Ces derniers vivent des conditions difficiles de travail. Ils ne se reposent pas assez, ils sont la proie des brebis galeuses dans les forces de l’ordre et ne sont pas déclarés à la caisse pour faire valoir après de longues années de bons et loyaux services leurs droits à la retraite. Ce morceau a été réalisé grâce à la collaboration d’une structure du nom de OMD. Pour faire plus chatoyant et rester toujours dans le même registre, un clip a été tourné par le groupe de Zouglou, les patrons de la Côte d’Ivoire, on retrouve la thématique du désespoir de la jeunesse dans le titre clipé. Zongo, l’humoriste ivoirien, fait le désespéré en partant à la recherche du bonheur, le baluchon en bandoulière. Une particularité dans l’album, la participation des deux instrumentistes traditionnels. Biri dans le Bissako et Sibi Zongo, un malveillant violoniste de Koudougou. L’image de Biri est connue déjà du grand public à travers le titre ” yama “. Il revient cette fois-ci encore dans ce dernier opus.

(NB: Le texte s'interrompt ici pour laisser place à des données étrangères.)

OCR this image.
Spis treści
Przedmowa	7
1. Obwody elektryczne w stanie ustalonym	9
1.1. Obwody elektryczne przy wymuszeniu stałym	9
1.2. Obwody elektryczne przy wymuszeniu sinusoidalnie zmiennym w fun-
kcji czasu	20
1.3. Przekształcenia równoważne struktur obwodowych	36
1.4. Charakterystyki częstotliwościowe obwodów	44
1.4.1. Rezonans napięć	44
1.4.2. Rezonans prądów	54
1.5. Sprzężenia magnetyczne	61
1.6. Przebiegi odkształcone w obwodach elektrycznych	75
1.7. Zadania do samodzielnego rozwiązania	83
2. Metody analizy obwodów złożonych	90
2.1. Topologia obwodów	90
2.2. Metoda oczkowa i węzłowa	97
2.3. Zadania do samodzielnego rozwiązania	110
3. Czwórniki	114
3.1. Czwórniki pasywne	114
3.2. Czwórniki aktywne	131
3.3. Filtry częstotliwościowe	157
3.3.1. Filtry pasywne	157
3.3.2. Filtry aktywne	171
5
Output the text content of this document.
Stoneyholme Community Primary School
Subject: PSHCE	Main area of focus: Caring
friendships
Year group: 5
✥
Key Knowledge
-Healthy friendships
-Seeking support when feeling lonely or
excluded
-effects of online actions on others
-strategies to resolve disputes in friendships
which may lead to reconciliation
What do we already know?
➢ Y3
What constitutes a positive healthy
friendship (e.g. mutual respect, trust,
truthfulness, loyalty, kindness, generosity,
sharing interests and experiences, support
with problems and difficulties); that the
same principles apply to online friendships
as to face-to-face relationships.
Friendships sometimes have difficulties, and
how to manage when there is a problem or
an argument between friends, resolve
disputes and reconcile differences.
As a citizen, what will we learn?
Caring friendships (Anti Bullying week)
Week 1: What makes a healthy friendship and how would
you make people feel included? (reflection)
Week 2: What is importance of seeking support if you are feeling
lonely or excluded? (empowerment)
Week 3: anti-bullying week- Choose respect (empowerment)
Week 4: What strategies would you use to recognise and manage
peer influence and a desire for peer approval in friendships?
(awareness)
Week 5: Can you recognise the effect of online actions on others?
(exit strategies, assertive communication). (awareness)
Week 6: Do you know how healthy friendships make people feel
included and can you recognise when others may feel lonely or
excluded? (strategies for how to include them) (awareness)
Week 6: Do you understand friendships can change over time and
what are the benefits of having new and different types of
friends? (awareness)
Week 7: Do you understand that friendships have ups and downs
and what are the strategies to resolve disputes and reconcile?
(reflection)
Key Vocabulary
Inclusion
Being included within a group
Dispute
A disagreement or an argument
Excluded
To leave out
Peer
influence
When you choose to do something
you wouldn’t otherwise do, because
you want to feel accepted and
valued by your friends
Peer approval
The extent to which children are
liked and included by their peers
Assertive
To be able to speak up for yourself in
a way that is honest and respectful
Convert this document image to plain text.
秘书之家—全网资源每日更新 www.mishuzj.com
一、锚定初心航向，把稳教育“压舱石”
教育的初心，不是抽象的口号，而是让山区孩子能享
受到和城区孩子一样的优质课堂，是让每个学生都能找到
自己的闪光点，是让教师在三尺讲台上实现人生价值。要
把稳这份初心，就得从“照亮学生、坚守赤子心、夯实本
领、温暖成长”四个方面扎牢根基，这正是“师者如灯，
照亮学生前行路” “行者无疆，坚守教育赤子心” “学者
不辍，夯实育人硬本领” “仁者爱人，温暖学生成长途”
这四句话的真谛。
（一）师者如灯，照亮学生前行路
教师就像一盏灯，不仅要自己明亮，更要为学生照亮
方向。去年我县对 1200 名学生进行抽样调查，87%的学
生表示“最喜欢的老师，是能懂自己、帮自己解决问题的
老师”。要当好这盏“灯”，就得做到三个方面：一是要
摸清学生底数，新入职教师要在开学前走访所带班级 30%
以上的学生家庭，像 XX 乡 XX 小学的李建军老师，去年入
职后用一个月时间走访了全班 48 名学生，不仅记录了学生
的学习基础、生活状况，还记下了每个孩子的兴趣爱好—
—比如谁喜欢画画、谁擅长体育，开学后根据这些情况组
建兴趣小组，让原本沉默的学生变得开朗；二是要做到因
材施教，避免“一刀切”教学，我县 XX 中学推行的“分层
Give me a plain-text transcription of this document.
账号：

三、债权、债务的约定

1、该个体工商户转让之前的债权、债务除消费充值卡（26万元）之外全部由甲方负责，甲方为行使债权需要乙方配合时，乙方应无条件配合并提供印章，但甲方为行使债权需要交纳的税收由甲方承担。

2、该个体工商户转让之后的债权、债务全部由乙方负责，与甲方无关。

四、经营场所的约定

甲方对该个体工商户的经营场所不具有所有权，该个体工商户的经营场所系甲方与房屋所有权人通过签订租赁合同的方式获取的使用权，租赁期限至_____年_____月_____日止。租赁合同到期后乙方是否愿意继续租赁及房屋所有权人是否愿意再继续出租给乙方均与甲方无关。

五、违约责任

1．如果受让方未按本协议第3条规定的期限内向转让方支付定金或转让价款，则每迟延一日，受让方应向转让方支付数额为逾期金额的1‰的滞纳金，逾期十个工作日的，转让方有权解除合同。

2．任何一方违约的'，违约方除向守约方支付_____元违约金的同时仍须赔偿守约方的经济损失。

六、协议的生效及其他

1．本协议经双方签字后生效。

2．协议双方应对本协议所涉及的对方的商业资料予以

Sibi Zongo est une nouvelle rencontre entre la tradition et Smockey. Son timbre envoûtant et sa maîtrise de “roudougou ” le (violon) ne laisse personne indifférent. Sibi Zongo est à l’image de Mathias Kaboré de Barma, une localité située à quelques encablures de Ouagadougou, grand “roudwabda ” (violoniste), il aurait pu s’il était toujours vivant apporter une touche aussi au Rap. C’est pour cela que dans le deuxième titre où Sibi pose sa voix, il pose une problématique d’un intérêt particulier. La connaissance de l’utilité des hommes de traditions pendant qu’ils sont en vie. Le meilleur des rappeurs africains 2010 fait œuvre utile en ramenant ces hommes en surface. Car ils sont des détenteurs du savoir musical ancestral. Une source intarissable, dans lequel les artistes devraient toujours aller puiser. Une autre actualité concernant toujours Smockey, il a été désigné meilleur rappeur africain 2010 par les Kora. Ce prix a été dédié aux leaders panafricanistes qui se sont battus pour une Afrique véritablement indépendante. Le nom de Thomas Sankara figurait parmi les noms cités et une bonne frange de la jeunesse a salué cette dédicace.